Di mata Anda apa yang membuat Cannes begitu bergengsi?
Pertama, Cannes adalah festival film tertua. Kedua, banyak sekali sutradara-sutradara besar dan maestro dunia film yang filmnya diputar di sana. Jean-Luc Godard, Robert Bresson, Andrei Tarkovsky, Terrence Malick, dan saya sangat mengagumi film-film mereka. Mereka mengangkat sisi kehidupan yang jarang diangkat, banyak bentuk dan style sinema yang terus diperbarui di situ. Tak mesti memakai struktur tiga babak seperti di Hollywood, mereka memiliki bahasa-bahasa baru demi perkembangan sinema itu sendiri.
Perbandingan dengan festival film lain yang sudah Anda ikuti semisal Berlin International Film Festival?
Berlin International Film Festival adalah salah satu festival film terbaik di dunia setelah Cannes. Di Cannes rasanya satu kota merayakan festival itu semua. Baik tukang roti, chef restoran, hingga penjual tiket bus, semua merayakannya dengan misal memasang poster Cannes di mana-mana. Mulai dari mengantre nonton film hingga membawa papan bertuliskan “ask for invitation” untuk menjaring dermawan yang mau membelikan tiketnya. Apresiasi film di Cannes sangat besar karena seulruh kota merayakan dan orang-orang dari seluruh penjuru dunia datang ke situ.
Di Berlin apresiasinya juga sangat besar tetapi animonya tidak sebesar di Cannes. Di Berlin semua memang merayakan tapi bioskopnya cenderung terpisah-pisah dan perlu naik kereta untuk mengakses itu. Sedangkan di Cannes seluruh bioskopnyaa ada di sepanjang pantai Cannes saja sehingga lebih mudah mengaksesnya.
Beberapa tahun belakangan film Indonesia harus diapresiasi di luar negeri dahulu baru bisa main di dalam negeri, misal Lovely Man atau yang terbaru Siti?

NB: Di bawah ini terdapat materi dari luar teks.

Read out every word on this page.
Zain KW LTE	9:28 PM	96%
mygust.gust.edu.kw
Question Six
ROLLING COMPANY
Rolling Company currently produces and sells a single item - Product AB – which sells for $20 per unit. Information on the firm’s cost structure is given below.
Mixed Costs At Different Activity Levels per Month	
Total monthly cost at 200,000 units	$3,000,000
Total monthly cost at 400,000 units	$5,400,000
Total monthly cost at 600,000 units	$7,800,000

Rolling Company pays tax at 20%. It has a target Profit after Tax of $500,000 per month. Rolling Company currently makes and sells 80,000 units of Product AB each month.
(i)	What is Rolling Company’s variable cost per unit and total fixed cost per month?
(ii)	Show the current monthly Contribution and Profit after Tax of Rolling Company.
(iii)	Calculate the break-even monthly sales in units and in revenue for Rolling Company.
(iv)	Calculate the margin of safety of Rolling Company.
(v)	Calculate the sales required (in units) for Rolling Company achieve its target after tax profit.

Saya memaklumi kondisi itu. Masyarakat Indonesia tidak memiliki riwayat film sebesar dan setua di Eropa yang sudah membuat film sejak 1895 di mana Lumierre Brothers dari Prancis membuat film pertama kali di sana. Satu-satunya akses tentang film yang kita tahu adalah dari bioskop, televisi, dan Youtube. Pengetahuan orang tentang Cannes maupun Berlin tak sebanyak itu.

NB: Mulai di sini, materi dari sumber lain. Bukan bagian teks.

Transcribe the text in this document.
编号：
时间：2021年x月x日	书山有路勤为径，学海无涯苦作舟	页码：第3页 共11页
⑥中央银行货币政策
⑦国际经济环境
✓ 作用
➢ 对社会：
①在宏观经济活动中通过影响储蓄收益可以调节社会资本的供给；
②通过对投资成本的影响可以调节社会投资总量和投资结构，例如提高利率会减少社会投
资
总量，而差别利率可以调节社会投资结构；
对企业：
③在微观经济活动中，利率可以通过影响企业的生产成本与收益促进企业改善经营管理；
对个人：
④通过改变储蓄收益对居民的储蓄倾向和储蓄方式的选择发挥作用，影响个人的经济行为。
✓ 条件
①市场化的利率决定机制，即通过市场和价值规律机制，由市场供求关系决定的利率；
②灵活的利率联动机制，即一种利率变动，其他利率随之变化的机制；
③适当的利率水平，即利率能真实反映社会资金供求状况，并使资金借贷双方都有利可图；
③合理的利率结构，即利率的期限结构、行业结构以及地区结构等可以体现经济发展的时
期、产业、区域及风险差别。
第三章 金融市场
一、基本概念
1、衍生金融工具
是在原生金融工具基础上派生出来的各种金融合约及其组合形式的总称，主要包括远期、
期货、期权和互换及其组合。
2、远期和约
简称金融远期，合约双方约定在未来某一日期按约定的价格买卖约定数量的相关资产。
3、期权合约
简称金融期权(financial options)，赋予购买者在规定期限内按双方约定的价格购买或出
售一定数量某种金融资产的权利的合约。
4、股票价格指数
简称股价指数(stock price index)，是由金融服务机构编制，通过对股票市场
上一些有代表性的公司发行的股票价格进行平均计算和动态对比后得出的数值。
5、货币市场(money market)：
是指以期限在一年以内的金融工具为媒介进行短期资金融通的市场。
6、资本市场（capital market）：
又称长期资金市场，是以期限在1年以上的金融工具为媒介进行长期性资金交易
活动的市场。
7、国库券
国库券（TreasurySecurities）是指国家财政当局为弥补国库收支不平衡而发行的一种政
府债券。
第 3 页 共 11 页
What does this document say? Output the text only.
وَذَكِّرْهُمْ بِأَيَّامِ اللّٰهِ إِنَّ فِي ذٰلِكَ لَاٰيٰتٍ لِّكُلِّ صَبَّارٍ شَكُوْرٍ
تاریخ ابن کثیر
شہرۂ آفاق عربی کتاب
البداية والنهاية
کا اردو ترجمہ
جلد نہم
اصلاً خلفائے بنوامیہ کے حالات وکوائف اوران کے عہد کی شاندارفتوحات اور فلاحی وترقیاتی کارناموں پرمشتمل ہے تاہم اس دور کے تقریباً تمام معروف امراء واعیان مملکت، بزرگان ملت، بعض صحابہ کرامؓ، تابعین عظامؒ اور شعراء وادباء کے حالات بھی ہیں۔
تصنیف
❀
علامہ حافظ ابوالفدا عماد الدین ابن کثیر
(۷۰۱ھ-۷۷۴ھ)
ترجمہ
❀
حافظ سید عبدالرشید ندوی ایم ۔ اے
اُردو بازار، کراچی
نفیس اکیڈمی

Jika ada film kita yang diputar setelah diapresiasi di luar ya berarti itu bagus. Jika ada film kita yang tidak masuk festival, mungkin ada kendala soal distribusi di Indonesia. Jika ingin diputar di bioskop tentu saja kita harus promosi kan. Pasang iklan, banner, iklan di tv mungkin. Tapi jika filmnya film independen dengan bujet yang tidak besar untuk publikasi.
Di Indonesia sendiri kondisi festival filmnya seperti apa? Apa sudah memenuhi fungsi eksibisi, apresiasi, maupun distribusi?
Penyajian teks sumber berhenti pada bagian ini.